Skyline: ETL-as-a-Service

Published in

Pinterest Engineering Blog

4 min readOct 2, 2015

Mao Ye | Pinterest engineer, Discovery

Data plays a big role at Pinterest, in both enabling new product experiences for Pinners and providing insights into Pinner behavior. We’re always thinking of ways to reduce the friction of converting our data into actionable insight. A question often asked by our data users (primarily analysts, product managers, engineers and data scientists) is, “How can I build a reporting dashboard to track xyz metrics daily?”. As the number of employees accessing data, the volume of data and the number of queries increased, scaling and supporting emerging requirements became a big challenge. In order to tackle this, we built a new data platform called Skyline.

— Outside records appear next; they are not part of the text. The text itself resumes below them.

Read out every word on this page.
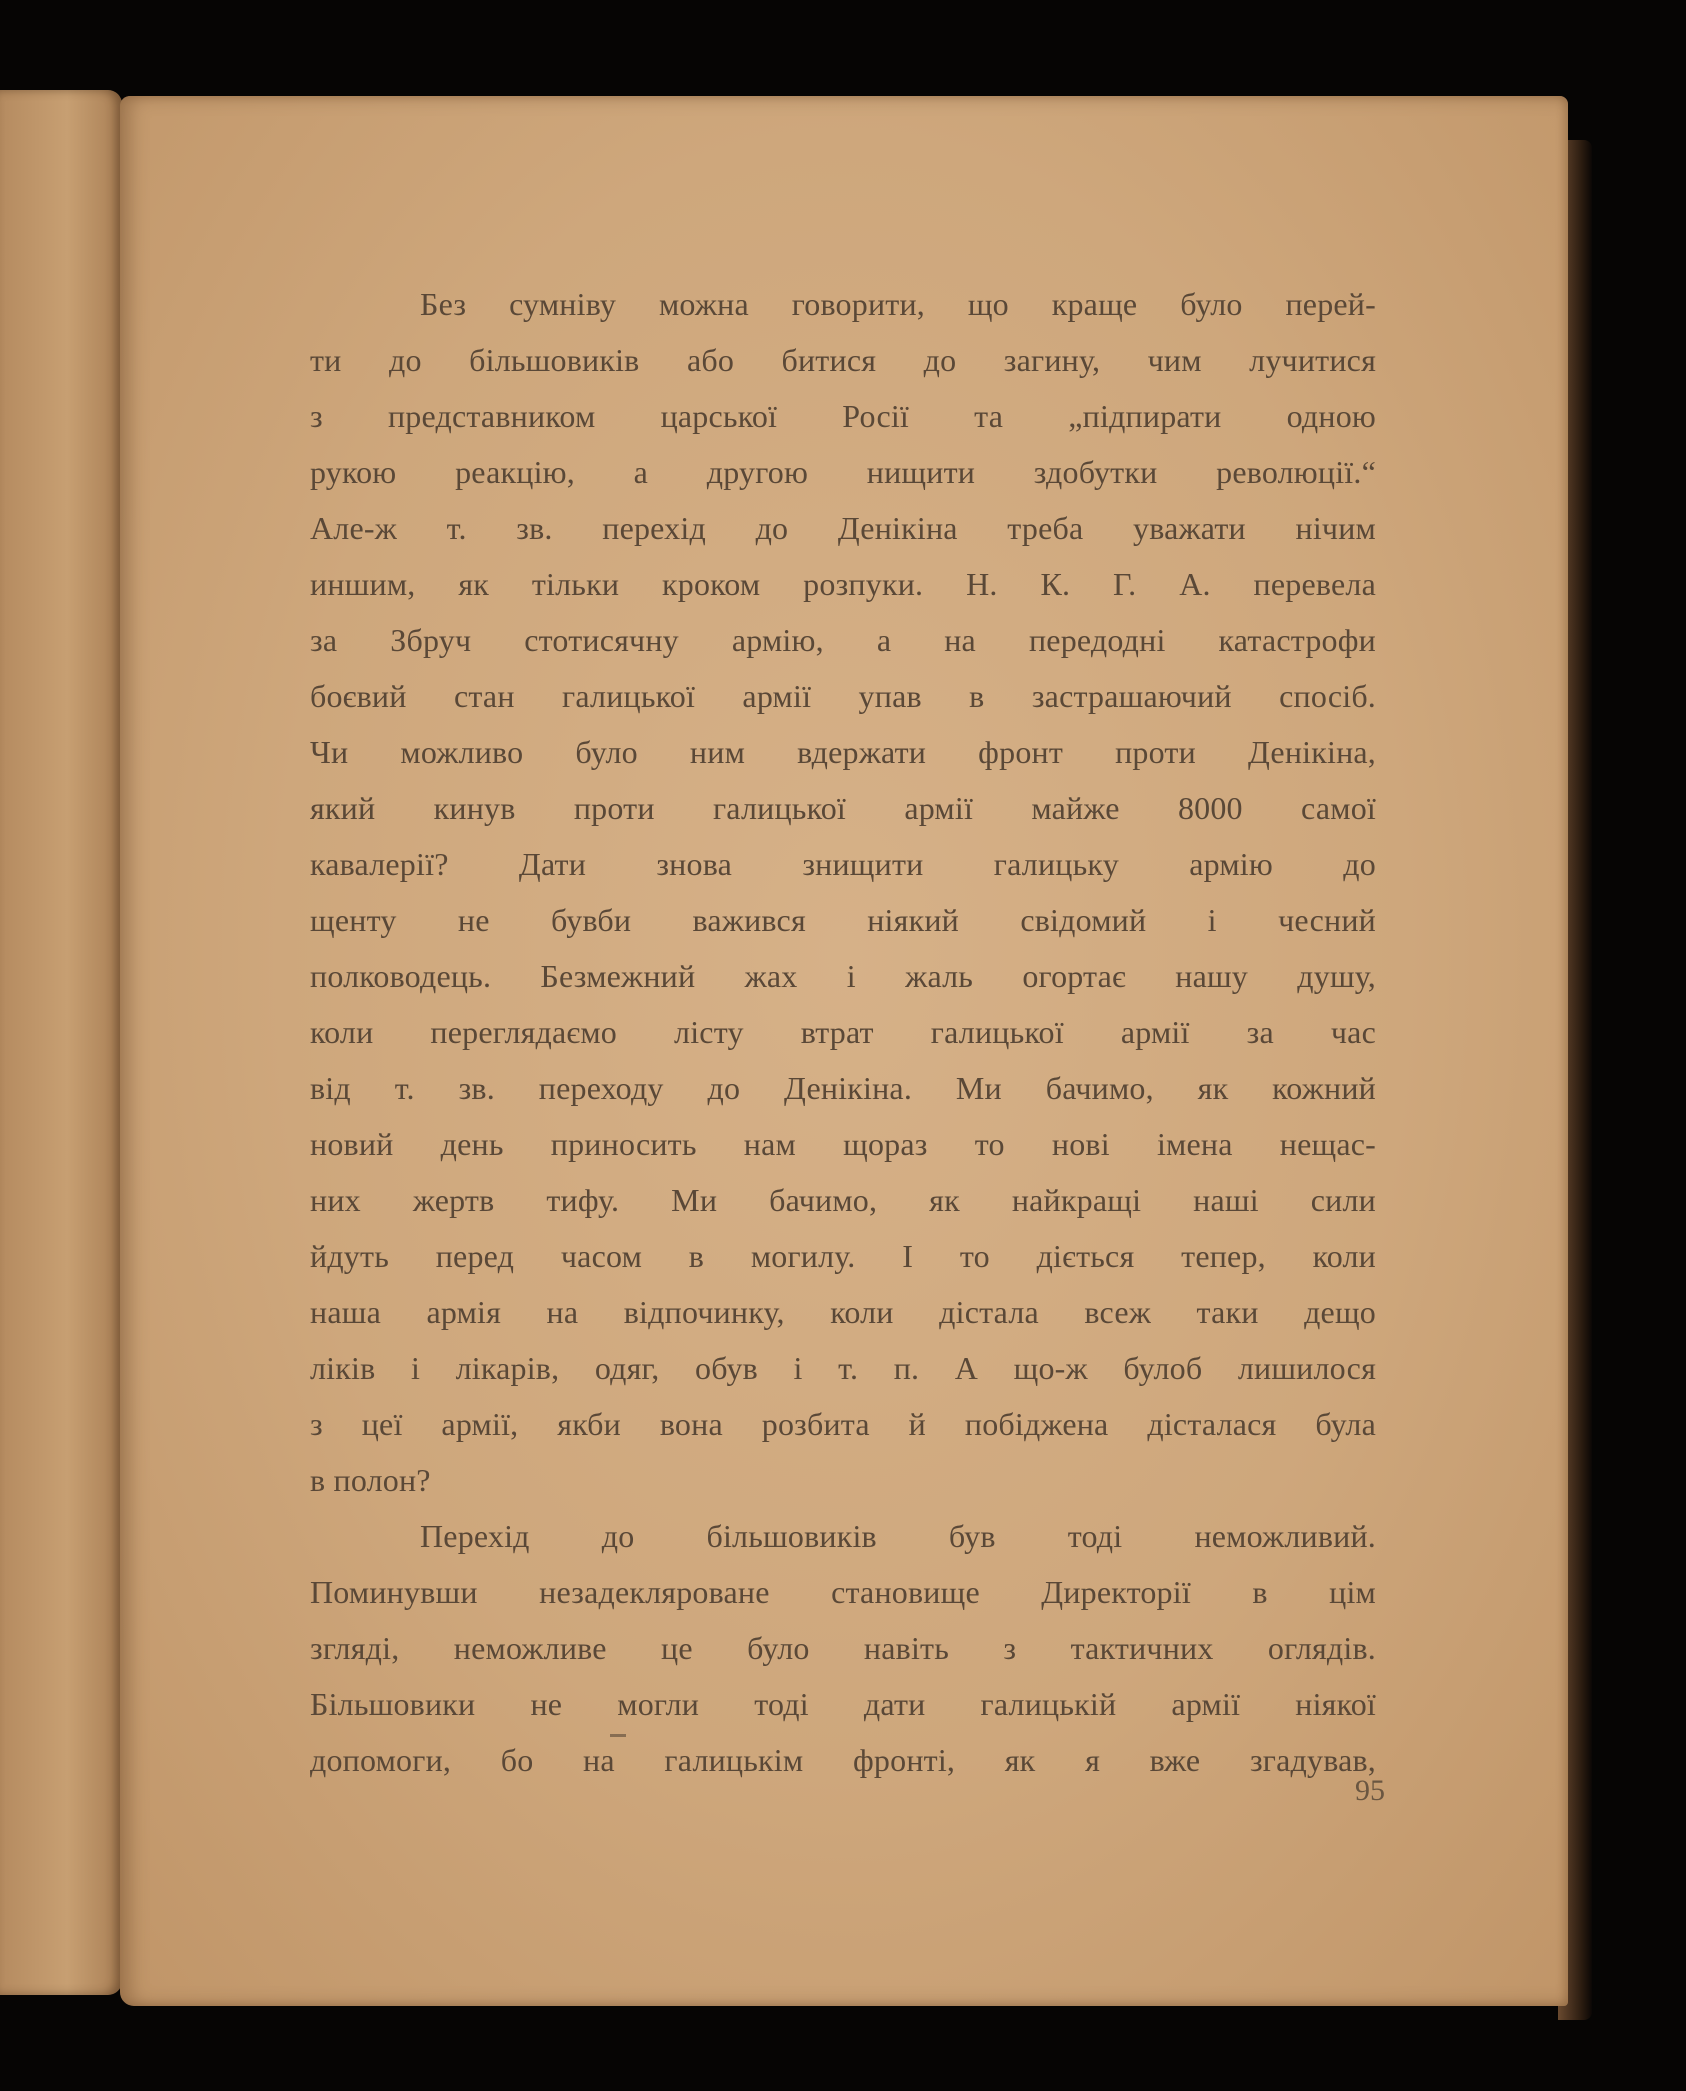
Без сумніву можна говорити, що краще було перей-
ти до більшовиків або битися до загину, чим лучитися
з представником царської Росії та „підпирати одною
рукою реакцію, а другою нищити здобутки революції.“
Але-ж т. зв. перехід до Денікіна треба уважати нічим
иншим, як тільки кроком розпуки. Н. К. Г. А. перевела
за Збруч стотисячну армію, а на передодні катастрофи
боєвий стан галицької армії упав в застрашаючий спосіб.
Чи можливо було ним вдержати фронт проти Денікіна,
який кинув проти галицької армії майже 8000 самої
кавалерії? Дати знова знищити галицьку армію до
щенту не бувби важився ніякий свідомий і чесний
полководець. Безмежний жах і жаль огортає нашу душу,
коли переглядаємо лісту втрат галицької армії за час
від т. зв. переходу до Денікіна. Ми бачимо, як кожний
новий день приносить нам щораз то нові імена нещас-
них жертв тифу. Ми бачимо, як найкращі наші сили
йдуть перед часом в могилу. І то діється тепер, коли
наша армія на відпочинку, коли дістала всеж таки дещо
ліків і лікарів, одяг, обув і т. п. А що-ж булоб лишилося
з цеї армії, якби вона розбита й побіджена дісталася була
в полон?

Перехід до більшовиків був тоді неможливий.
Поминувши незадекляроване становище Директорії в цім
згляді, неможливе це було навіть з тактичних оглядів.
Більшовики не могли тоді дати галицькій армії ніякої
допомоги, бо на галицькім фронті, як я вже згадував,

95
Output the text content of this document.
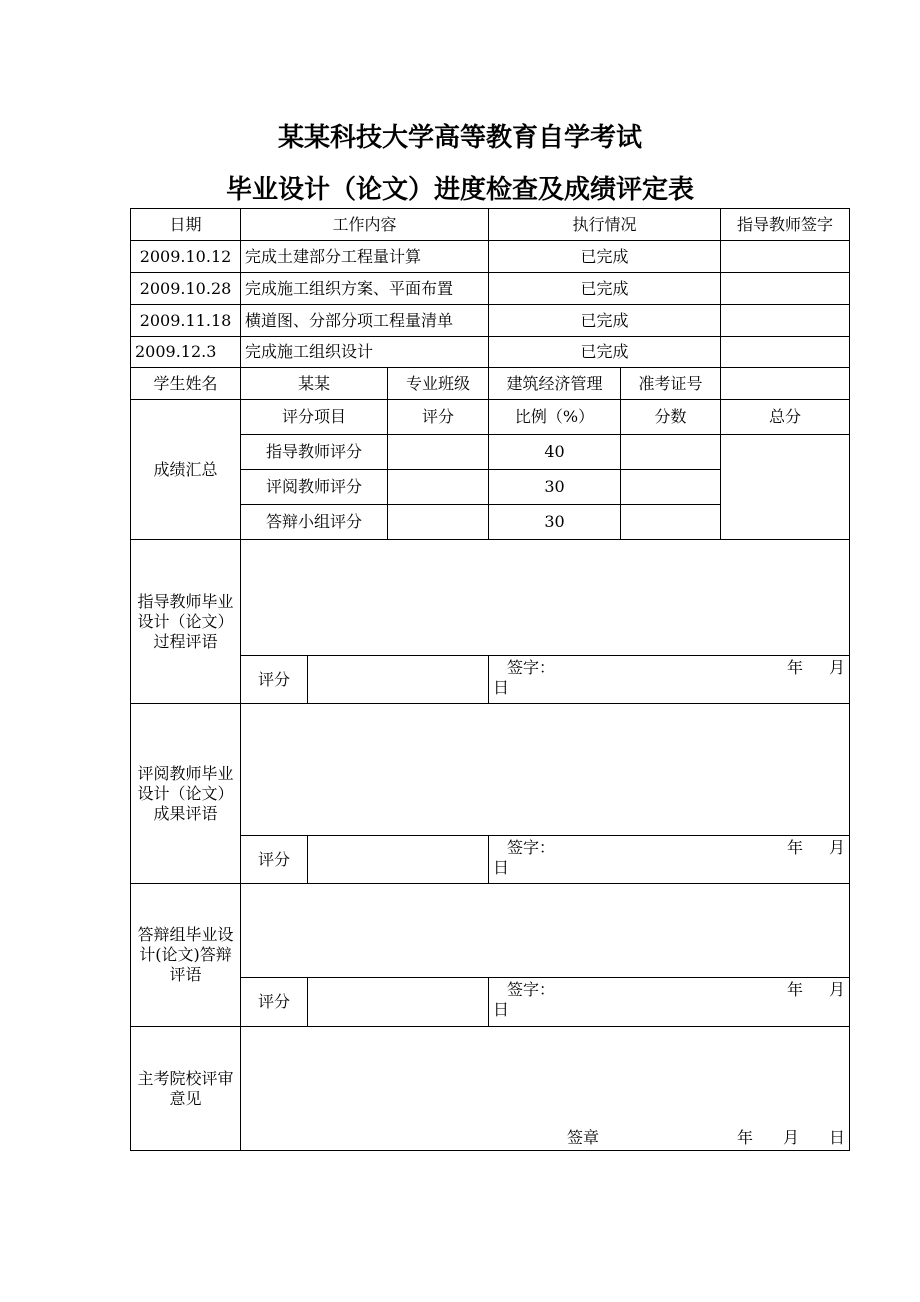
某某科技大学高等教育自学考试
毕业设计（论文）进度检查及成绩评定表
日期	工作内容			执行情况		指导教师签字
2009.10.12	完成土建部分工程量计算			已完成		
2009.10.28	完成施工组织方案、平面布置			已完成		
2009.11.18	横道图、分部分项工程量清单			已完成		
2009.12.3	完成施工组织设计			已完成		
学生姓名	某某		专业班级	建筑经济管理	准考证号	
成绩汇总	评分项目		评分	比例（%）	分数	总分
	指导教师评分			40		
	评阅教师评分			30		
	答辩小组评分			30		
指导教师毕业设计（论文）过程评语						
	评分			签字： 年 月
日		

评阅教师毕业设计（论文）成果评语						
	评分			签字： 年 月
日		

答辩组毕业设计(论文)答辩评语						
	评分			签字： 年 月
日		

主考院校评审意见	签章 年 月 日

Before the birth of Skyline, data users were dependent on data engineers to:

Find the right tables to query
Productionize the query as an Extract, Transform and Load (ETL)
Backfill historical data (e.g., past one year data) for a given ETL job, because data users often want to track metrics for a whole year

Skyline solves the above requests and enables three core use cases:

Self-service UI to create and schedule workflows/jobs that process this data
Visual exploration of the data in Pinterest warehouse
Ability understand the lineage of data (i.e., data dependences)

Self-service ETL

We built a self-service ETL manager to simplify job creation and scheduling. Using this tool, data users can create and schedule data jobs using simple SQL queries to do the following tasks all by themselves:

Move data from Hive to Redshift
Build Pinalytics (Pinterest’s data analytics engine) reports
Backfill historical data on demand

Because of the simple design and ease of use, ETL Manager has been adopted by data analysts and product managers quickly. More than 40 percent of Pinalytics reports have been created using Skyline.

Data Exploration

Along with providing a self-service ETL, we knew users wanted to explore the data that exists in the Pinterest warehouse (Amazon S3). We built a feature called Skyline Data Warehouse which provides a catalog view of core datasets in our warehouse and is automatically updated every day. Skyline Data Warehouse provides the following information about data tables:

Which workflow/job generated the data
The owner (i.e., a person or a team to can contact with questions)
Whether a table is up-to-date
Column names and types
Other details like its size in bytes, estimated row counts, table partitions and sample rows
Data users’ comments and notes

Visualizing data lineage

At our scale, we run thousands of data jobs, and each has inter-dependencies. Before, if a job broke in production, it was difficult for users to find all the affected downstream tables. In order to make this easier, we built an automatic lineage detection system that monitors and instruments all data jobs and helps to:

Understand how a table is derived from other tables (in MySQL, Hive, HBase, Redis and Redshift)
Figure out how a Pinalytics report is generated
Get a quick glimpse of owner/job/workflow information of a table

Architecture

Skyline has the following components:

Skyline UI: We built the web application on top of the Flask framework. The frontend uses the React.js library to create user interface components, such as simple interactive visualizations, and SQLAlchemy interacts with the backend database.
Thrift service and database: Job’s input/output information is the essential knowledge that enables Skyline Data Warehouse, Data Lineage and ETL manager features. All data is stored in a MySQL database, and we built a Thrift server that the clients interact with to read and write this data. Because the data volume isn’t huge, and because we needed to do many join operations to get data lineage relationship, we use MySQL as the persistent storage instead of other choices like HBase.
ETL Driver: ETL Driver is a Python library we built to parse ETL workflows/jobs, created through Skyline ETL manager. After parsing, ETL Driver converts the jobs as tokens that are recognized by Pinball (our workflow management system), which later schedules those jobs for processing.
ETL query/job parser: In order to automatically instrument the input and output of the jobs, we built a pair of parsers:

Query parser, which automatically detects the input/output tables for all queries
Hadoop configure parser, which automatically detects input/output S3 file paths for given Hadoop jobs.

Whenever a user creates a new ETL job on Skyline, its input/output information will automatically be extracted, stored and made available for easy exploration through Skyline UI.

Roadmap

We hope to open-source Skyline soon. In the midterm, we’re thinking about extending Skyline by implementing the following features:

The ability to run ad hoc queries on a variety of backends like Hive, Redshift and Presto
The ability to search any data-related information (e.g., user queries, comments, column information, sample data)
Support for prioritized ETL workflow/job scheduling

If you’re interested in working on data infrastructure projects like Skyline, join our team!

Acknowledgements: Skyline was built by Mao Ye, Changshu Liu, Yinian Qi and Julia Oh along with the rest of the Data Engineering team. We got a lot of useful feedback from the Business Analytics team during the development phase and other data users across the company.